"A Respectable Family," a new Iranian film which premiered in Cannes' Directors Fortnight section this week, won't do much to calm the strident anti-artist backlash in the country, which has put acclaimed filmmaker Jafar Panahi under arrest indefinitely, and censored, harrassed and imprisoned countless others. Directed by Massoud Bakhshi (who made the much-admired personal documentary "Tehran Has No More Pomegranates"), the film tells the story of a young man, Arash, who, after more than two decades in Paris, returns to Iran where he becomes embroiled in the dark secrets of his family's past and Iranian society.
According to a report in AFP, the film repeatedly hints at the scourge of corruption, profiteering, and censorship in the nation. "In Iran we don’t have a word for censorship – we have surveillance,” says Bakhshi.

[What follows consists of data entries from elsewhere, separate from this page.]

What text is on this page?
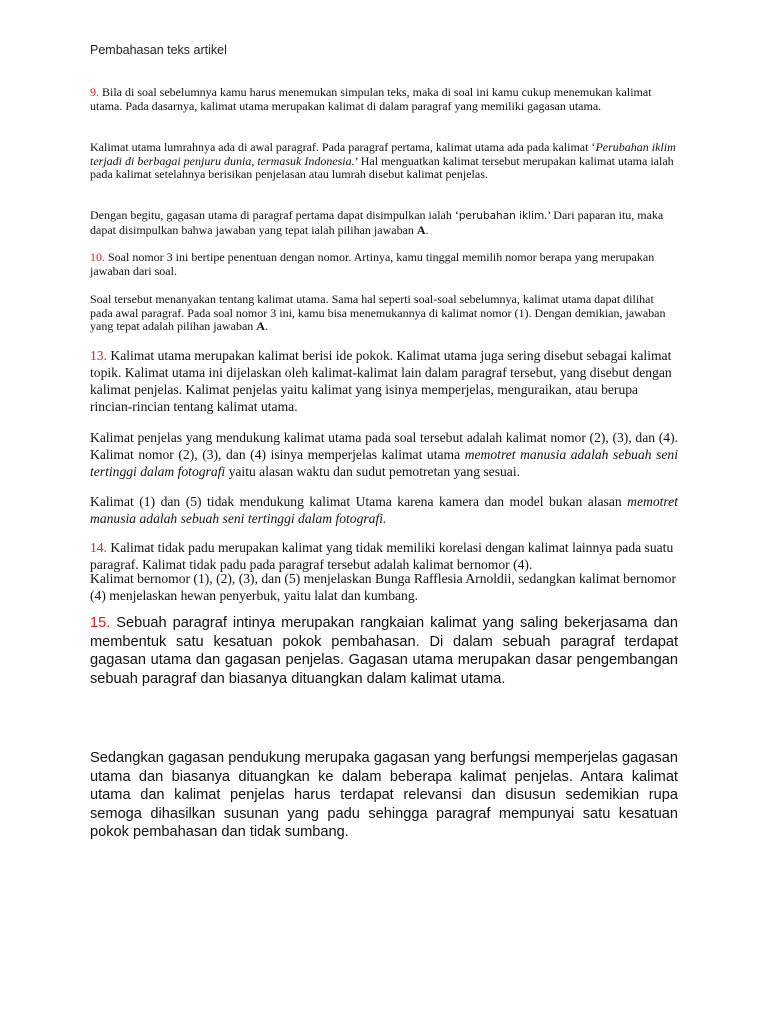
Pembahasan teks artikel

9. Bila di soal sebelumnya kamu harus menemukan simpulan teks, maka di soal ini kamu cukup menemukan kalimat utama. Pada dasarnya, kalimat utama merupakan kalimat di dalam paragraf yang memiliki gagasan utama.

Kalimat utama lumrahnya ada di awal paragraf. Pada paragraf pertama, kalimat utama ada pada kalimat ‘Perubahan iklim terjadi di berbagai penjuru dunia, termasuk Indonesia.’ Hal menguatkan kalimat tersebut merupakan kalimat utama ialah pada kalimat setelahnya berisikan penjelasan atau lumrah disebut kalimat penjelas.

Dengan begitu, gagasan utama di paragraf pertama dapat disimpulkan ialah ‘perubahan iklim.’ Dari paparan itu, maka dapat disimpulkan bahwa jawaban yang tepat ialah pilihan jawaban A.

10. Soal nomor 3 ini bertipe penentuan dengan nomor. Artinya, kamu tinggal memilih nomor berapa yang merupakan jawaban dari soal.

Soal tersebut menanyakan tentang kalimat utama. Sama hal seperti soal-soal sebelumnya, kalimat utama dapat dilihat pada awal paragraf. Pada soal nomor 3 ini, kamu bisa menemukannya di kalimat nomor (1). Dengan demikian, jawaban yang tepat adalah pilihan jawaban A.

13. Kalimat utama merupakan kalimat berisi ide pokok. Kalimat utama juga sering disebut sebagai kalimat topik. Kalimat utama ini dijelaskan oleh kalimat-kalimat lain dalam paragraf tersebut, yang disebut dengan kalimat penjelas. Kalimat penjelas yaitu kalimat yang isinya memperjelas, menguraikan, atau berupa rincian-rincian tentang kalimat utama.

Kalimat penjelas yang mendukung kalimat utama pada soal tersebut adalah kalimat nomor (2), (3), dan (4). Kalimat nomor (2), (3), dan (4) isinya memperjelas kalimat utama memotret manusia adalah sebuah seni tertinggi dalam fotografi yaitu alasan waktu dan sudut pemotretan yang sesuai.

Kalimat (1) dan (5) tidak mendukung kalimat Utama karena kamera dan model bukan alasan memotret manusia adalah sebuah seni tertinggi dalam fotografi.

14. Kalimat tidak padu merupakan kalimat yang tidak memiliki korelasi dengan kalimat lainnya pada suatu paragraf. Kalimat tidak padu pada paragraf tersebut adalah kalimat bernomor (4).

Kalimat bernomor (1), (2), (3), dan (5) menjelaskan Bunga Rafflesia Arnoldii, sedangkan kalimat bernomor (4) menjelaskan hewan penyerbuk, yaitu lalat dan kumbang.

15. Sebuah paragraf intinya merupakan rangkaian kalimat yang saling bekerjasama dan membentuk satu kesatuan pokok pembahasan. Di dalam sebuah paragraf terdapat gagasan utama dan gagasan penjelas. Gagasan utama merupakan dasar pengembangan sebuah paragraf dan biasanya dituangkan dalam kalimat utama.

Sedangkan gagasan pendukung merupaka gagasan yang berfungsi memperjelas gagasan utama dan biasanya dituangkan ke dalam beberapa kalimat penjelas. Antara kalimat utama dan kalimat penjelas harus terdapat relevansi dan disusun sedemikian rupa semoga dihasilkan susunan yang padu sehingga paragraf mempunyai satu kesatuan pokok pembahasan dan tidak sumbang.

“I wanted to explore things that are not necessarily shown in the media, things from everyday life,” explained the filmmaker, who went on to say his priority is to show the film at home in Iran. “Maybe it will take time, but I think it will be released there.”

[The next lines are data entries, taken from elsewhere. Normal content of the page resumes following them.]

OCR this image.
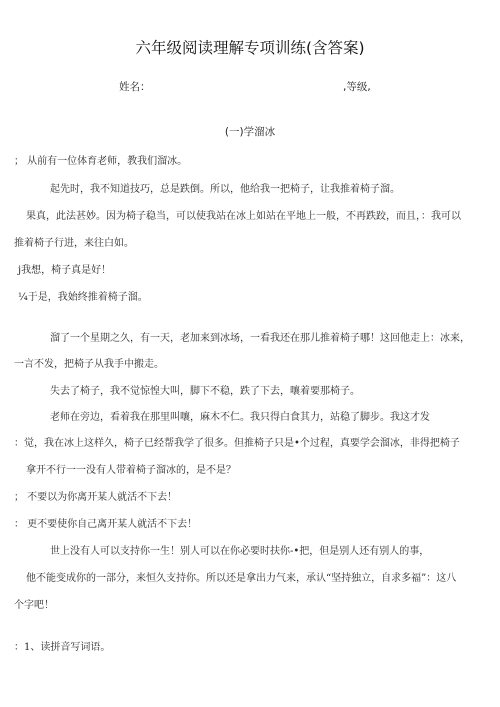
六年级阅读理解专项训练(含答案)
姓名：	,等级,
(一)学溜冰
； 从前有一位体育老师，教我们溜冰。
起先时，我不知道技巧，总是跌倒。所以，他给我一把椅子，让我推着椅子溜。
果真，此法甚妙。因为椅子稳当，可以使我站在冰上如站在平地上一般，不再跌跤，而且，：我可以
推着椅子行进，来往白如。
j我想，椅子真是好！
¼于是，我始终推着椅子溜。
溜了一个星期之久，有一天，老加来到冰场，一看我还在那儿推着椅子哪！这回他走上：冰来，
一言不发，把椅子从我手中搬走。
失去了椅子，我不觉惊惶大叫，脚下不稳，跌了下去，嚷着要那椅子。
老师在旁边，看着我在那里叫嚷，麻木不仁。我只得白食其力，站稳了脚步。我这才发
：觉，我在冰上这样久，椅子已经帮我学了很多。但推椅子只是•个过程，真要学会溜冰，非得把椅子
拿开不行一一没有人带着椅子溜冰的，是不是？
； 不要以为你离开某人就活不下去！
： 更不要使你自己离开某人就活不下去！
世上没有人可以支持你一生！别人可以在你必要时扶你-•把，但是别人还有别人的事，
他不能变成你的一部分，来恒久支持你。所以还是拿出力气来，承认“坚持独立，自求多福”：这八
个字吧！
：1、读拼音写词语。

Indeed, judging from early reviews of the film, the movie is not likely to pass Iran's cinema censors any time soon. The Hollywood Report called the film a "condemnation of the political quagmire that is modern-day Iran…. " And while the reviews suggests the film doesn't deliver "the kind of dramatic knock-out blow" of Oscar-winner "A Separation," "there’s a similar underlying feeling of hopelessness in Arash’s efforts to wrestle with his family and the establishment, a sense that the game has been rigged from the get-go."